Si Martine continue de suivre un traitement pour apaiser cette souffrance, son compagnon Pierre, également amputé de la jambe droite, n’a pas connu les mêmes douleurs. Pour lui, il était davantage question de crampes.

Pas de cure à l’horizon

Après le deuil du membre, la souffrance. Martine ne sait pas vers qui se tourner. “Quand on sort des centres, il faut vraiment aller à la pêche aux informations”. Elle déplore le manque de conseils ou de “guide” pour mieux accepter sa nouvelle vie. Que faire lorsque la douleur, invisible mais bien réelle, est trop dure à supporter ?

“ Je suis restée 1h40 avec ce [piment] sur le moignon … Tu sens une énorme douleur. On a dû me shooter à la morphine ”

Le cerveau garde en mémoire la dernière position du membre juste avant l’accident. Pour Martine, qui était sur une moto, la sensation est celle d’une jambe recroquevillée. “J’ai l’impression que ma jambe est toujours pliée et j’aimerais la redréssée”, révèle Martine. Si le patient retire sa prothèse la douleur se fait plus forte. Mais les désagréments peuvent également être le signal d’une prothèse mal fixée.

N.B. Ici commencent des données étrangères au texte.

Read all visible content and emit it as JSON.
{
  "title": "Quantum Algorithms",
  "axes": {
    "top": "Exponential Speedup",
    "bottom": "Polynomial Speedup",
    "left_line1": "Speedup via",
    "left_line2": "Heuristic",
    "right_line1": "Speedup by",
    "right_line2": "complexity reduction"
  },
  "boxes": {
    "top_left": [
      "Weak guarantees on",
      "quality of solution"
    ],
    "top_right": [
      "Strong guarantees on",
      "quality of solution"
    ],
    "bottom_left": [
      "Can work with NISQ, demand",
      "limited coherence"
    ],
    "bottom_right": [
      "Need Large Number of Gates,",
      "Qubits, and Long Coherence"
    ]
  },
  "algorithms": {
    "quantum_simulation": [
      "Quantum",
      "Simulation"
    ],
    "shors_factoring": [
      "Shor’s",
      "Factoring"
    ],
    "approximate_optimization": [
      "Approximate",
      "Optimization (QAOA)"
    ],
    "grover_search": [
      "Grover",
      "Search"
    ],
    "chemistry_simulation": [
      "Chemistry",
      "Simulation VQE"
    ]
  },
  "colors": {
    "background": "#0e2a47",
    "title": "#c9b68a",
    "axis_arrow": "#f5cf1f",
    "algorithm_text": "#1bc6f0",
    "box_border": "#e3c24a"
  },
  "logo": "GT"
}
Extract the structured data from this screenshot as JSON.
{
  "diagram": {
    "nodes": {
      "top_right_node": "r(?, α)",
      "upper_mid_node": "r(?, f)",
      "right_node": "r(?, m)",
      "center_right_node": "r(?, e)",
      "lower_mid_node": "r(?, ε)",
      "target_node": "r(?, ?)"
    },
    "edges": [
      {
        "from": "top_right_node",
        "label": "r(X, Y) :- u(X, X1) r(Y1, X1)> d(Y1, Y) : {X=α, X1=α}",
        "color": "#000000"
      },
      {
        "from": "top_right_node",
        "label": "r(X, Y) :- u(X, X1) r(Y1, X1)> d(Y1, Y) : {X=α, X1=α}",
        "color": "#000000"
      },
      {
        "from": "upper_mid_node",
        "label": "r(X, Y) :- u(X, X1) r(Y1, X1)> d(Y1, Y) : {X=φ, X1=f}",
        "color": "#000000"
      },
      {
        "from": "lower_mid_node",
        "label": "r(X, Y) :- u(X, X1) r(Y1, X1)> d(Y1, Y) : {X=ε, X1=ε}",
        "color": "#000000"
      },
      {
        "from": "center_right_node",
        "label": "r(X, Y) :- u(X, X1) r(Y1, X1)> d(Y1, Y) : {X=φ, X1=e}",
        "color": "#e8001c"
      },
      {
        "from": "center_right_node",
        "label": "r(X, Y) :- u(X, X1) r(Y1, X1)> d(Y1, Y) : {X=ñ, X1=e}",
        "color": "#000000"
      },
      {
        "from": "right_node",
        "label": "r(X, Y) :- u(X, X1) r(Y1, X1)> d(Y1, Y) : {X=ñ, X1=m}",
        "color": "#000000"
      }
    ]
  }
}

Psychologiques, chirurgicaux ou physiques. Pour soigner ce syndrome du membre fantôme, les traitements n’en sont qu’au stade expérimental. La solution miracle n’a pas encore été trouvée. Une personne amputée peut subir les douleurs toute sa vie, pour certains elles s’en vont au bout de quelques années quand chez d’autres, elles peuvent réaparraître.

Un remède a été rendu célèbre par la série télévisée “Dr House” (extrait en anglais ci-dessous). Il s’agit de la thérapie du miroir mise au point par les neuroscientifiques américains Ramachandran et Hirstein. Un miroir est placé face à la jambe ou le bras amputé. La personne handicapée aperçoit le reflet du membre et a l’impression de voir ses deux jambes ou ses deux bras. Un traitement qui permettrait d’apaiser psychologiquement les patients.

Dans un épisode de la saison 6 de la série américaine “Dr House”, le médecin utilise la thérapie du miroir pour soulager les douleurs d’un ancien militaire, amputé du bras droit.

Continuer à vivre malgré le handicap

Après plusieurs mois de rééducation, Martine a enfin pu bénéficier d’une prothèse : le début d’une nouvelle vie. La prothèse est un membre qu’il faut savoir appréhender, apprivoiser. L’appareillage technologique coûte très cher (à partir de 20 000 euros) et suscite parfois de drôles de regards. Une attention à laquelle Martine doit faire face au quotidien.

Plus que physique, l’amputation peut aussi devenir un handicap social voire un tabou. Un combat de tous les jours que mène Martine et son compagnon Pierre pour une meilleure intégration des personnes en situation de handicap dans la société. “Ce n’est pas parce qu’il vous manque un bout, qu’il faut arrêter de vivre”, conclut Martine, le sourire aux lèvres.